Like the Rainbow Graduation, the Black Graduation was held entirely virtual in 2020, Suleman said. The 2021 celebration was held in the Iowa Memorial Union Ballroom. The event will be in person this spring.

At the Black graduation, Suleman said, every graduate receives a Kente stole as a form of celebration to dignify the difficult journey of learning about themselves and
their heritage.

“The practice is, the parents or friends of these graduates at one point during the celebration, are going to be asked to stand next to the graduate,” he said. “The speaker will say some words and after they’re done saying some words they say ‘You can now put the stole on, graduate.’”

Suleman said the Kente stole will be decorated with the graduation year and the university emblem.

The Black Graduation will take place May 13 at 5 p.m.

Other MISSE centers, like the Latino Native American Cultural Center and the International Student Support and Engagement, will also hold affinity graduations of their own.
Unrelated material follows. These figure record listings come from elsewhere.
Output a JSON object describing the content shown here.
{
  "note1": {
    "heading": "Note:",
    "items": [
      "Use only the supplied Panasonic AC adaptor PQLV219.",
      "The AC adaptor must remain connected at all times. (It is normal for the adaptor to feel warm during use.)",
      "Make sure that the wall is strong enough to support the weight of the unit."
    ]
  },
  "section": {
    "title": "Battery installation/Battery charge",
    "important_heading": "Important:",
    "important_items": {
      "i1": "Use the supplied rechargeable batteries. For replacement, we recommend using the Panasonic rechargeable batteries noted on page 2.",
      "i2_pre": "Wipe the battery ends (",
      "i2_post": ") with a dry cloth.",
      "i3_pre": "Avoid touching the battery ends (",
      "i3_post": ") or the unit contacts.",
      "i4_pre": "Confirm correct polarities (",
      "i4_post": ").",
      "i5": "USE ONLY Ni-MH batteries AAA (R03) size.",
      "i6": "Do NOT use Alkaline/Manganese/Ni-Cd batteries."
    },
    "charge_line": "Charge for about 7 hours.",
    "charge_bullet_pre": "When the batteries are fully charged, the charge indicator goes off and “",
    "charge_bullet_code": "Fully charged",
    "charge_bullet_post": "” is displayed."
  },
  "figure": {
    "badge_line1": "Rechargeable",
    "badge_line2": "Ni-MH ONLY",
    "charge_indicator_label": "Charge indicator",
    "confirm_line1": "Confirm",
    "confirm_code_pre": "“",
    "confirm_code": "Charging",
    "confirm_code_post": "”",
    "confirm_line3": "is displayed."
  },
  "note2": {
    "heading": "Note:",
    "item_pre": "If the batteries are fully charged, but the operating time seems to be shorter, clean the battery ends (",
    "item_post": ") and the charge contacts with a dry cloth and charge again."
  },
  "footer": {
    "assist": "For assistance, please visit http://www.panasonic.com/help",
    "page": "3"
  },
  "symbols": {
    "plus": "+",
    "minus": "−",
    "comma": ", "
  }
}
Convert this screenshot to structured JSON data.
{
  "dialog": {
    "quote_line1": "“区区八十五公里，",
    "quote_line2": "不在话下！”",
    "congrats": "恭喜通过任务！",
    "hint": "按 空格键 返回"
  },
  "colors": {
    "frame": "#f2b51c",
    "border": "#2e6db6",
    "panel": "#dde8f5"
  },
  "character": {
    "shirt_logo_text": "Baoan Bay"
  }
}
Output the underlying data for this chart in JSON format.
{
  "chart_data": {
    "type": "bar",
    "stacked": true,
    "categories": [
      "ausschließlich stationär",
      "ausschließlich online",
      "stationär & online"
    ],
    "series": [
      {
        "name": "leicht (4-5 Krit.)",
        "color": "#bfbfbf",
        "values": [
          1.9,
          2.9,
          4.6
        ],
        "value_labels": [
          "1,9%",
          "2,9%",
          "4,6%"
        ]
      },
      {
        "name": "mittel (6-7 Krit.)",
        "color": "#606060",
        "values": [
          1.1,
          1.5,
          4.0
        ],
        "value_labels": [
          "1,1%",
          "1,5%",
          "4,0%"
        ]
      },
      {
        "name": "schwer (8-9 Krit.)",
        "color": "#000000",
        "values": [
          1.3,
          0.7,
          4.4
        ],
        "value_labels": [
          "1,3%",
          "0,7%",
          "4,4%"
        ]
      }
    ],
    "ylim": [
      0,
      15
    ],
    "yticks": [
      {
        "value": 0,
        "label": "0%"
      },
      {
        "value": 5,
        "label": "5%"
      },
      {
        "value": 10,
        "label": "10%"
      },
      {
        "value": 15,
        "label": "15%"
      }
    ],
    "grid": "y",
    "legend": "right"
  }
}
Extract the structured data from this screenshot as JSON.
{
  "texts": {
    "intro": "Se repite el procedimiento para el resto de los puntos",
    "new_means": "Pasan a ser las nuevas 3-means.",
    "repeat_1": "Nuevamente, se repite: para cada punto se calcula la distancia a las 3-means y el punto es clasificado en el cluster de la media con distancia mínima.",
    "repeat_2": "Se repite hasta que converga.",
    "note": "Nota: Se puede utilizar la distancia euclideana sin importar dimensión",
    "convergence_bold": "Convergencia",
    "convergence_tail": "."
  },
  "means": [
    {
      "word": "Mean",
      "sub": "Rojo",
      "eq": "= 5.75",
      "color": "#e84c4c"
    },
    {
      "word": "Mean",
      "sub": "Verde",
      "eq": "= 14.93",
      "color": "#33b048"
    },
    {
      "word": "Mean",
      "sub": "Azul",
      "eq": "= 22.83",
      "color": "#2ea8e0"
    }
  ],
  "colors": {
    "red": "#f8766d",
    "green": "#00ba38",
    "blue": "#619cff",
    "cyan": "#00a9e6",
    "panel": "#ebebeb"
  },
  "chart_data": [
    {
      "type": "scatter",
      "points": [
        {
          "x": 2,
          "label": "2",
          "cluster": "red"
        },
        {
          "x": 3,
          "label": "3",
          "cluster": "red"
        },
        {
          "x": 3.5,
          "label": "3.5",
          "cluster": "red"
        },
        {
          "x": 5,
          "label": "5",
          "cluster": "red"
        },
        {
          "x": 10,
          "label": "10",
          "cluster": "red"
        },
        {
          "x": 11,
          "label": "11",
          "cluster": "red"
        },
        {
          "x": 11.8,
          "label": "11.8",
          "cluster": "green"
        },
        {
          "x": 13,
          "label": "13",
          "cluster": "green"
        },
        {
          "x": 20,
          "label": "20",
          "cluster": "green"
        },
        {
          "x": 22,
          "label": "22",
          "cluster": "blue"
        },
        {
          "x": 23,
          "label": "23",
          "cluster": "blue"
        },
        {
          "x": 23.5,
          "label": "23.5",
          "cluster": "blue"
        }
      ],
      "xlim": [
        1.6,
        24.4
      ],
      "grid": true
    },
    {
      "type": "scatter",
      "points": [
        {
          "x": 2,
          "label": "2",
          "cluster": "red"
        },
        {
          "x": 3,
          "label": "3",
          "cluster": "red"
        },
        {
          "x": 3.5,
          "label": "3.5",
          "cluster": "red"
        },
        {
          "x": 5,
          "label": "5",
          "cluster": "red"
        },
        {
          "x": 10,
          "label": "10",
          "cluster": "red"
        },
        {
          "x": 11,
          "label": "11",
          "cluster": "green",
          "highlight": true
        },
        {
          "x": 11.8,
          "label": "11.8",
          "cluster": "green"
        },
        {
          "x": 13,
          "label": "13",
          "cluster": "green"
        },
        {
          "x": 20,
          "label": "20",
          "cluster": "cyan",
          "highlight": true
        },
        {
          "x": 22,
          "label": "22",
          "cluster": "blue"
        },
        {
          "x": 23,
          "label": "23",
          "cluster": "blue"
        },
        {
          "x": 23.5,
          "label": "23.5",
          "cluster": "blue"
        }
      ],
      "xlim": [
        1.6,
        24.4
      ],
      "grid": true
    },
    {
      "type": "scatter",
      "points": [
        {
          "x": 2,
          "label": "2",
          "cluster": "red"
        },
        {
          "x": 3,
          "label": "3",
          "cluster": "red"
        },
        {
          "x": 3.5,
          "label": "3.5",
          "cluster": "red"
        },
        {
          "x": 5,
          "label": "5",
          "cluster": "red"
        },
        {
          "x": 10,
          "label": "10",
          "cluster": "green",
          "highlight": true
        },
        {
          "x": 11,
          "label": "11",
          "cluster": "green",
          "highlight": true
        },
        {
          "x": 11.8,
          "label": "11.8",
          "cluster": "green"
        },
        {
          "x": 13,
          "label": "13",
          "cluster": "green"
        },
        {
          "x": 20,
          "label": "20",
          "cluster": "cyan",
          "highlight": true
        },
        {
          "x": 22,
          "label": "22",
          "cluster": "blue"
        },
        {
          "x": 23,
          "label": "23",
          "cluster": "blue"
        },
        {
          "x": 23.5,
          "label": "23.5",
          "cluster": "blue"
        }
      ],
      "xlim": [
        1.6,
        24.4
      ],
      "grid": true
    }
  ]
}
International Student Support and Engagement Coordinator Shuhui Lin said the center will hold its their very first in-person affinity graduation for international students. The support center held its first celebrations during the pandemic. The International Student Graduation is on May 12 at 3 p.m. in the Senate Chambers in the Old Capitol.

The Latino Native American Cultural Center is partnering with the UI Latinx Council to put on the Latinx/a/o Graduation on May 12 at 5:30 p.m.

Suleman said celebrating in person is important.

“Going in person, seeing people dressed up having a good time, seeing the speakers, seeing awards being distributed, seeing slides and the whole just, like, dressed-up venue,” he said. “That’s memorable.”